Why I Can't Call Myself a Career Coach
For many business owners, what we do doesn't fit into a tidy box. That's one of the appeals of entrepreneurship: you get to make up your job and create a role that a corporation would split up and assign to several individuals. The freedom and innovation that doing your own thing provides is wonderful. But what to call yourself? It’s hard to name a thing that isn’t routinely done.
When I first started out I called myself a coach. I had done a coaching training program...or at least, I had started it. I took the courses on how to actually work with clients but when it came to the business building portion of the program, I wanted to learn those skills elsewhere. So even though I was trained to do the work of a coach, I never completed a certification program. Coaching school drop out, am I.
And you know what? That part has been fine. Only one potential client has asked if I'm certified. I trained for the skill and not the piece of paper, anyway.
Not the Whole Story
But even early on, "coaching" didn't feel like it was telling the whole story of how I worked with people, and the more I developed the Your Career Homecoming program and responded to what people needed, the more I knew that I had definitely left the land of "coaching" in it's purest form.

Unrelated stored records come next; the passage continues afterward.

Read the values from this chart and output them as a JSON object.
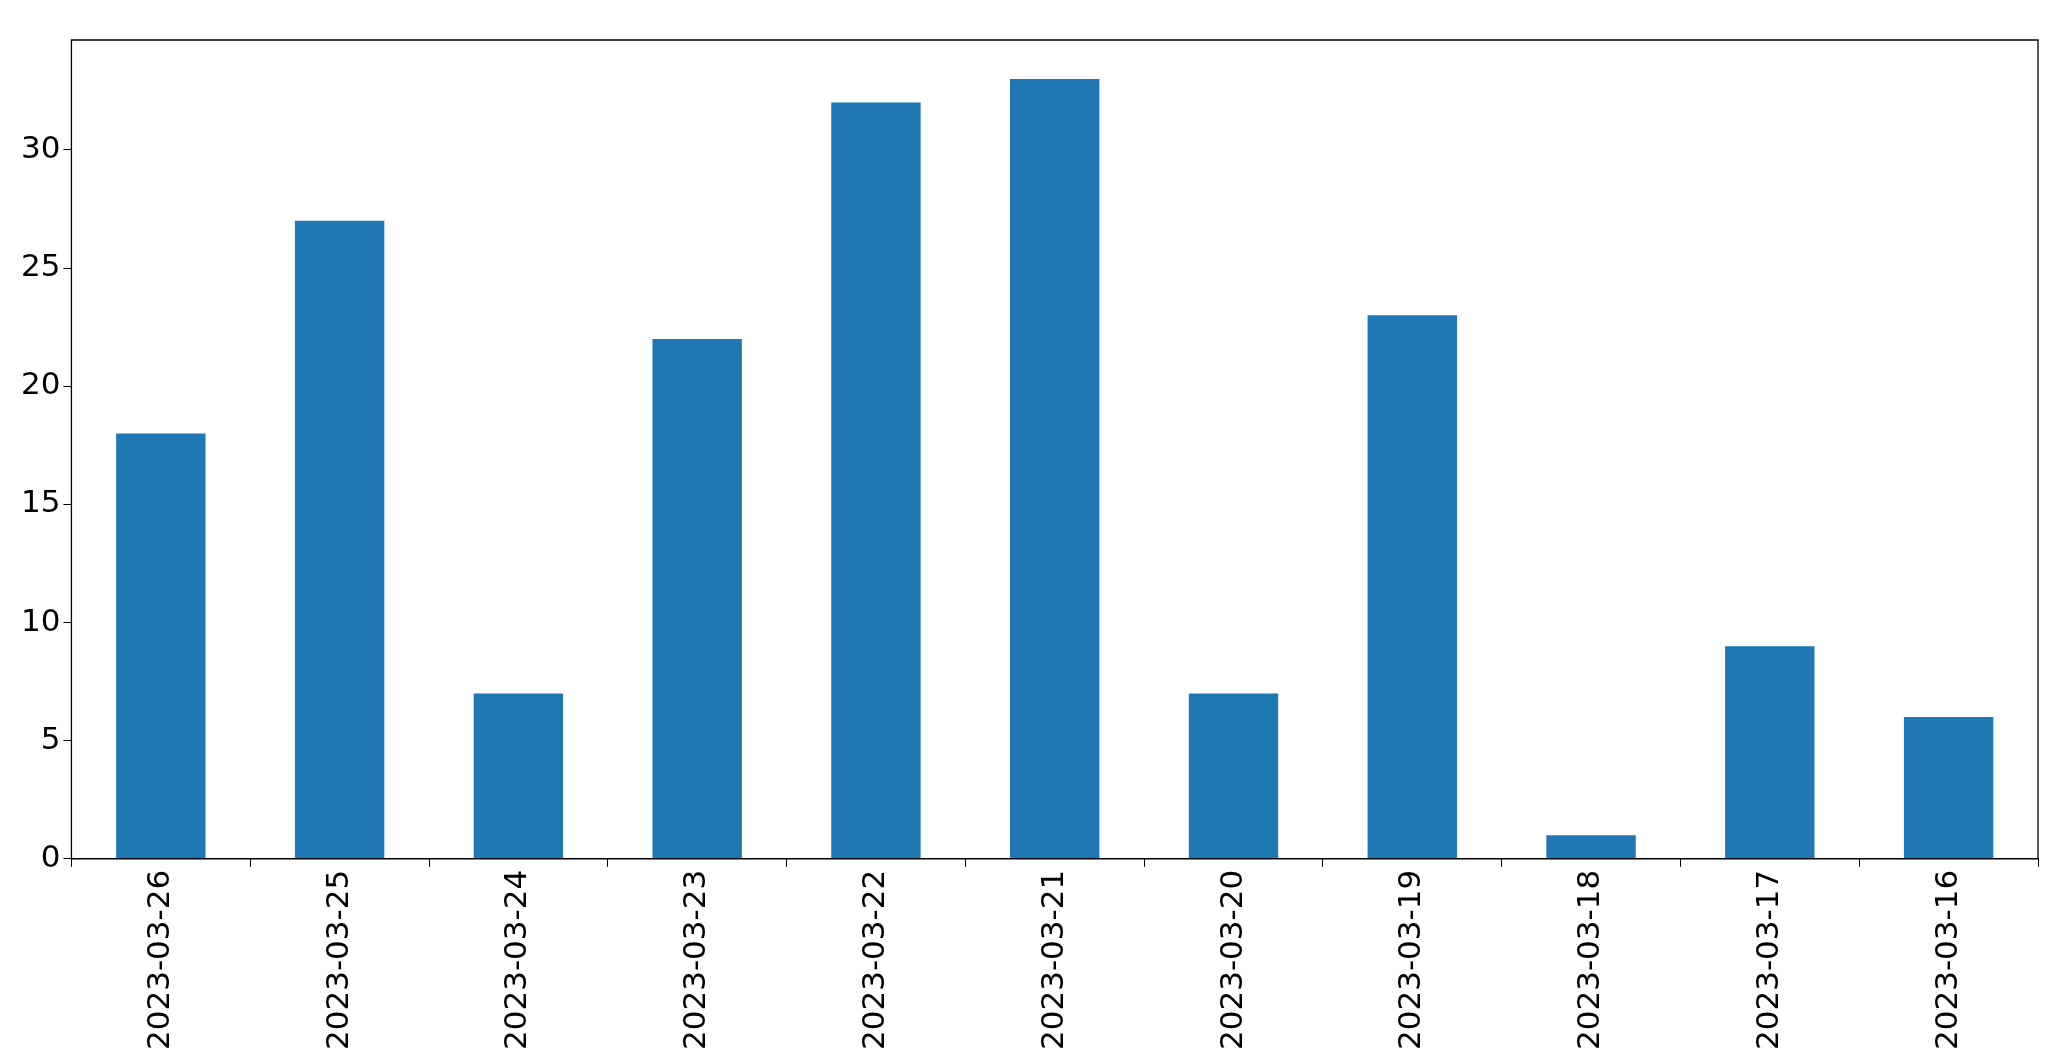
{
  "chart_data": {
    "type": "bar",
    "categories": [
      "2023-03-26",
      "2023-03-25",
      "2023-03-24",
      "2023-03-23",
      "2023-03-22",
      "2023-03-21",
      "2023-03-20",
      "2023-03-19",
      "2023-03-18",
      "2023-03-17",
      "2023-03-16"
    ],
    "values": [
      18,
      27,
      7,
      22,
      32,
      33,
      7,
      23,
      1,
      9,
      6
    ],
    "color": "#1f77b4",
    "ylim": [
      0,
      34.65
    ],
    "yticks": [
      0,
      5,
      10,
      15,
      20,
      25,
      30
    ]
  }
}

My commitment to my clients has always been to (ethically) do what works in order for them to get the result we set out to get. Even that doesn't sound very coachy; goal-oriented work is what I find most satisfying. I like knowing that we have Done The Thing.
And while I am working with people specifically to achieve a career outcome, we don't look at "career" in a vacuum. We want a career that works for the full person, and people have families and goals and priorities that inform what they're able and willing to do in their career. So while I don't think of myself as a life coach, the fact that we take a holistic view means that it's not just about career in the traditional sense.
What I Really Do
I use a combination of modalities with clients depending on what will serve them best based on who they are and where they are in the career choice/career change process.
This looks like me asking the right questions so a client can find their own truthful answer. This part is critical, because I have no interest going around telling people what they should do with their lives.
Because sometimes people do just need to be told how to do something, how to avoid a bad situation, or what to say in a difficult situation without going through round after round of thoughtful questions.
I've found that a huge barrier to people finding meaningful work is that they are miseducated about what meaningful work actually is and how to find it. I have experience teaching at the undergraduate and graduate level and really nerd out on creating a curriculum and culture that supports reaching specific outcomes.
I SHARE MY EXPERIENCE.
I've been through my own career crisis, walked away from a career I once loved, started a business, supported my husband in quitting his tenure track academic job, have moved across the country for my career multiple times, have gone to graduate school, been fired from a dream job, quit a job after the first day, started a family while running a business, taken part-time and full-time work in the early days of my biz, and am now the primary breadwinner.
All that to say: I've seen some sh*t when it comes to careers. If there's something from my personal experience that can help a client, I want them to have it.
What To Call Me
And so if Google or the government asks me to describe what I do, I'll say "career coach" because close enough.
But I really see my role is as a mentor. That’s exactly the kind of support I wish I'd had when I didn't know what to do and was feeling pretty hopeless about my career.
So, what should you call me? Call me Laura Simms, founder of Your Career Homecoming. Because it's really the only title that fits.